Mr Ibrahim Suffian of pollster Merdeka Centre affirmed this observation. The centre's surveys picked up a drop in Malay support of up to 15 per cent only in the last three days of campaigning.

He attributed this to the vilification of opposition leader Anwar Ibrahim in the media around the same time. It brought back memories of 1999 when Datuk Seri Anwar was sacked, an episode that turned the Malays against the BN.

The BN had long known about the shift in the Indian and Chinese ground, though perhaps not its magnitude, but it evidently thought that the Malay ground was stable enough to moderate the minority swing.

It wasn't.

There have also been suggestions that the police and military intelligence had given the leaders an accurate reading of the ground.
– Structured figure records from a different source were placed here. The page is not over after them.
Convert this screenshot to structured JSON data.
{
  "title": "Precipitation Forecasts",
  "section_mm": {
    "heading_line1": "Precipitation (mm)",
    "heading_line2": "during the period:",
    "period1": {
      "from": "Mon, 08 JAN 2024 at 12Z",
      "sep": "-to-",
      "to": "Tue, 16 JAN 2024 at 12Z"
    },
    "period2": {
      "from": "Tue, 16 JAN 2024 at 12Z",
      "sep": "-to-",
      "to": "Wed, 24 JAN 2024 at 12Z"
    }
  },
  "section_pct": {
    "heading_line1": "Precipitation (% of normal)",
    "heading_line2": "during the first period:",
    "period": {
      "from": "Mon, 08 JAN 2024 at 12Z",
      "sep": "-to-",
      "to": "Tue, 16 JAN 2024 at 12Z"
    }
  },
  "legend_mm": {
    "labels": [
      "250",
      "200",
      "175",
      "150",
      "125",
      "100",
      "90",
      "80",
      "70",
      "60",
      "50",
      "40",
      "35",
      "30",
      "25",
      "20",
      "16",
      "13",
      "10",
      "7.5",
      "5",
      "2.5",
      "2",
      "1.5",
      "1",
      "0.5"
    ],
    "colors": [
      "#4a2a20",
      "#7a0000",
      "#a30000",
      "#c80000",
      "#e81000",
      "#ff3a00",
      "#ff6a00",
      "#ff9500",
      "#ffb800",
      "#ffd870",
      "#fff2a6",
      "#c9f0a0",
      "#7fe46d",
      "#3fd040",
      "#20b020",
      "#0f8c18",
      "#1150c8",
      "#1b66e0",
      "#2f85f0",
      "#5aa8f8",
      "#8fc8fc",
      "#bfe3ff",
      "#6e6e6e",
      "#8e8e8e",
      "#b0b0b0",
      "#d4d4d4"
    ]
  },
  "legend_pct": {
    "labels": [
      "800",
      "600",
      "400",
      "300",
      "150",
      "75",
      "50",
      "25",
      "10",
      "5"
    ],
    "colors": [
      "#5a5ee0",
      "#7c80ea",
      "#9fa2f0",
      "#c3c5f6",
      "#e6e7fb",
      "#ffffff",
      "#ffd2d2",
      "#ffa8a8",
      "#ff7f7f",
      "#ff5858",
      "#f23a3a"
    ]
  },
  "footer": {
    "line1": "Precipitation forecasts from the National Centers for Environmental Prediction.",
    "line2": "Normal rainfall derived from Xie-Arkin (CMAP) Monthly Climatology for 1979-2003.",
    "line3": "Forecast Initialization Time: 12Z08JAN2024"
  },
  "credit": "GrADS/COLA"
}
Dr Mahathir, one of the few who had given a fairly close prediction of the outcome, hinted that the BN had chosen to ignore this intelligence for its own reasons.

Many analysts now also say the local media had played a role by painting a glowing picture of a near-certain BN victory, and in the process whittled away any hesitation among voters to cast protest votes.

Clearly, protest votes had played a part in the shock outcome. Even the opposition concedes that.

One only has to look at the number of unknown candidates and the odd choices that voters have made to discern the element of protest.

For example, Mr Loh Gwo Burne, who is known only for accidentally videotaping a lawyer boasting about fixing judicial appointments, won against a hugely popular MCA rival in urban Selangor.

It is highly unlikely that Chinese or Malay voters had had a sudden change of heart over the ideologies of PAS or DAP respectively. It is more likely that anger had driven many to vote against the BN.

Whether the opposition will be able to convert this protest vote against the BN into a vote for the opposition remains to be seen.

Last Sunday, there was a sense of palpable euphoria in Kuala Lumpur, a feeling of awe that votes can change a country.

A week later, the euphoria has dissipated. Many Malaysians are now waiting to see how their lives will change under a weakened regime.

Will their embattled leaders choose reform or revenge?

This much seems certain: The rivals are already at the door and, as Prime Minister Abdullah himself said, if he does not bring changes, he will have to up and leave - and this time it will not be just the room.